The first report, on schools labelled "failing" by the education standards watchdog Ofsted, says teacher resignations soared by 78 per cent following the naming of the school as failing. Plus, 59 per cent of the schools sacked their headteacher – compared to 51 per cent of those labelled as failing a decade ago. Teachers faced a backlash from parents – 34 per cent saying relationships with them had deteriorated – compared with just 6.5 per cent a decade ago. One in four teachers said the number of applications to come to the school had fallen.

In the second report, a study of the 638 schools threatened with closure if they failed to get 30 per cent of pupils to obtain five A* to C grade passes at GCSE by 2010, nearly half the teachers said they now had less job security – while one in four said they had more time off for ill-health.

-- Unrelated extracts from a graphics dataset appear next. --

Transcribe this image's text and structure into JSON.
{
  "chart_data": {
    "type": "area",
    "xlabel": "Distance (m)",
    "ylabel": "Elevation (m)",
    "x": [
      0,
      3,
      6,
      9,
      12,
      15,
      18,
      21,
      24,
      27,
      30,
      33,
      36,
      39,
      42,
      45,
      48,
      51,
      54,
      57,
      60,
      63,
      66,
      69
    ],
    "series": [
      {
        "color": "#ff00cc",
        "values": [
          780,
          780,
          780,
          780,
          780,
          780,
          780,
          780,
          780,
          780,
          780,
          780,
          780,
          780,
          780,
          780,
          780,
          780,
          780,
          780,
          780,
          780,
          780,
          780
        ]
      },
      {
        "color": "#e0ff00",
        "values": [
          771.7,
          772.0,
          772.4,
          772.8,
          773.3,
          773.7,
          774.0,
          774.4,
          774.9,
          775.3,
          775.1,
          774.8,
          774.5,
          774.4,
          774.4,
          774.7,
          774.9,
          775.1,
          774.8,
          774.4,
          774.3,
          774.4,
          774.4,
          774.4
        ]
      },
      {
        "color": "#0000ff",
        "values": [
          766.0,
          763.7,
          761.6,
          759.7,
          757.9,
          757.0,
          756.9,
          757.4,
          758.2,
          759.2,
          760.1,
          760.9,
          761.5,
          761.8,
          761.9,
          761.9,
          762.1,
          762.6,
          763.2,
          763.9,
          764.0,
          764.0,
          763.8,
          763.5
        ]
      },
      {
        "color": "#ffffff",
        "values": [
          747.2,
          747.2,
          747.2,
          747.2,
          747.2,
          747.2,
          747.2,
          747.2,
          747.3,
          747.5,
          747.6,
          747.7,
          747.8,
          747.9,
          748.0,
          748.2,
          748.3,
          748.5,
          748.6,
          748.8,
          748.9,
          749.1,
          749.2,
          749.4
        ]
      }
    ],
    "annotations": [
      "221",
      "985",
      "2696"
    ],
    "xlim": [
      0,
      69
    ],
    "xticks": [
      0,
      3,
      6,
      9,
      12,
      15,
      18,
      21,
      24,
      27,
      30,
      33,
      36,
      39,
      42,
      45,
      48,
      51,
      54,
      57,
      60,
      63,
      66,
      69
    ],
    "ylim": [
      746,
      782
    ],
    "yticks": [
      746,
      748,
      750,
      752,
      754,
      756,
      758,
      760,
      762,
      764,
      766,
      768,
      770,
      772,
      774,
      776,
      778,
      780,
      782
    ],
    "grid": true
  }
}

The survey, by the NUT with questions supplied by the National Foundation for Educational Research, Britain's foremost education research body, warns: "The toxic mix of more stress and excessive workload is the driver of increased staff illness, resignation and retirement and linked to reduced levels of morale, job satisfaction and perceptions of self-efficacy at a time when teachers need to be at their most effective." It is published at the start of the union's annual conference in Cardiff – where members are expected to vote in favour of a ballot on a boycott of national curriculum tests for 11-year-olds.

The survey concludes: "The knowledge that teaching careers may be damaged or curtailed represents a kind of Russian roulette, particularly for headteachers who choose to work in less successful schools. Headteachers are more vulnerable to losing their post as a result of special measures designation and teachers are more likely to feel their careers are on the line because of an association with a 'failing school'. The detrimental effect is too great."

Christine Blower, the acting general secretary of the NUT, said: "You can be told you're doing very well and the next week you're on the Government's list. The school will be feeling bad, the teachers will be feeling bad. It doesn't need this extra turbulence [teacher resignation and headteacher sacking] on top."

Ofsted says most schools placed on its special measures list show enough improvement to be taken off it in a year.